National Cancer Institute (NCI)

Outcomes

Primary Outcome Measures

Secondary Outcome Measures

Full Information

NCT ID

NCT00001438

First Posted

November 3, 1999

Last Updated

March 3, 2008

Sponsor

National Cancer Institute (NCI)

1. Study Identification

Unique Protocol Identification Number

NCT00001438

Brief Title

A Pilot Study of the Combination of Retinoic Acid and Interferon-Alpha2a for the Treatment of Lymphoproliferative Disorders in Children With Immunodeficiency Syndromes

Official Title

A Pilot Study of the Combination of Retinoic Acid and Interferon-Alpha2a for the Treatment of Lymphoproliferative Disorders in Children With Immunodeficiency Syndromes

Study Type

Interventional

2. Study Status

Record Verification Date

January 2000

Overall Recruitment Status

Completed

Study Start Date

June 1995 (undefined)

Primary Completion Date

undefined (undefined)

Study Completion Date

December 2000 (undefined)

3. Sponsor/Collaborators

Name of the Sponsor

National Cancer Institute (NCI)

4. Oversight

5. Study Description

Brief Summary

Patients with congenital or acquired immunodeficiencies are at an increased risk to develop polyclonal or oligoclonal lymphoid malignancies.

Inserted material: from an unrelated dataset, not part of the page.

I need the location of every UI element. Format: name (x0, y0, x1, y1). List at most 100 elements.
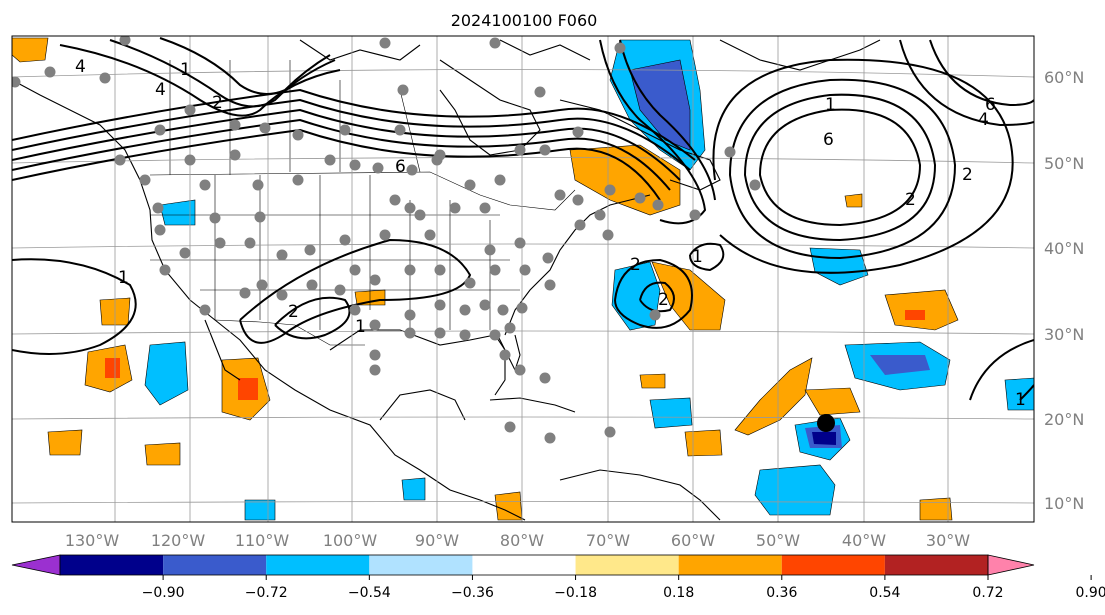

Some develop a lymphoproliferative disorder that can follow a clinically aggressive course and may represent a pre-malignant lesion. Although most of these lymphoproliferative disorders are of B-cell origin, T-cell or non-B-non-T-cell processes have also been observed. The pathogenesis is only partially understood. In the case of pre-malignant conditions it is often difficult to know when and whether a therapeutic intervention is necessary and a careful consideration of potential treatment-associated morbidity is indicated. Therapies have ranged from influencing the possible infectious etiology (by treating with acyclovir), decreasing the amount of immunosuppression (in transplant patients), to the use of immunomodulatory agents, including interferons and interleukins. Recent data have indicated that the use of differentiating agents, such as the retinoids, might offer yet another treatment option. In the current study we will try to get a better understanding of the pathogenesis and natural course of lymphoproliferative disorders in immunodeficient children. The study will have two parts: an initial observation period to obtain information on the natural course of these disorders, and then a six month treatment period with the combination of a differentiating agent (13-cis-retinoic acid was used until all-trans-retinoic acid became available on 7/96) with an immunomodulatory agent (interferon-alpha2a, IFN-alpha2a).

Detailed Description

Patients with congenital or acquired immunodeficiencies are at an increased risk to develop polyclonal or oligoclonal lymphoid malignancies. Some develop a lymphoproliferative disorder that can follow a clinically aggressive course and may represent a pre-malignant lesion. Although most of these lymphoproliferative disorders are of B-cell origin, T-cell or non-B-non-T-cell processes have also been observed. The pathogenesis is only partially understood. The Epstein-Barr virus (EBV) is thought to play an important role but the human herpes virus type 6 (HHV-6) has been implicated as well. An imbalance in the expression of several cytokines is observed and it is currently not clear whether this sustains the aberrant proliferation or is a result thereof. In the case of pre-malignant conditions it is often difficult to know when and whether a therapeutic intervention is necessary and a careful consideration of potential treatment-associated morbidity is indicated. Therapies have ranged from influencing the possible infectious etiology (by treating with acyclovir), decreasing the amount of immunosuppression (in transplant patients), to the use of immunomodulatory agents, including interferons and interleukins. Recent data have indicated that the use of differentiating agents, such as the retinoids, might offer yet another treatment option. In the current study we will try to get a better understanding of the pathogenesis and natural course of lymphoproliferative disorders in immunodeficient children. The study will mainly be open to children infected with the human immunodeficiency virus but patients who develop a lymphoproliferative disorder post-transplant or as part of another immunodeficiency state may also be enrolled. The study will have two parts: an initial observation period to obtain information on the natural course of these disorders, and then a six month treatment period with the combination of a differentiating agent (13-cis-retinoic acid was used until all-trans-retinoic acid became available on 7/96) with an immunomodulatory agent (interferon-alpha2a, IFN-alpha2a).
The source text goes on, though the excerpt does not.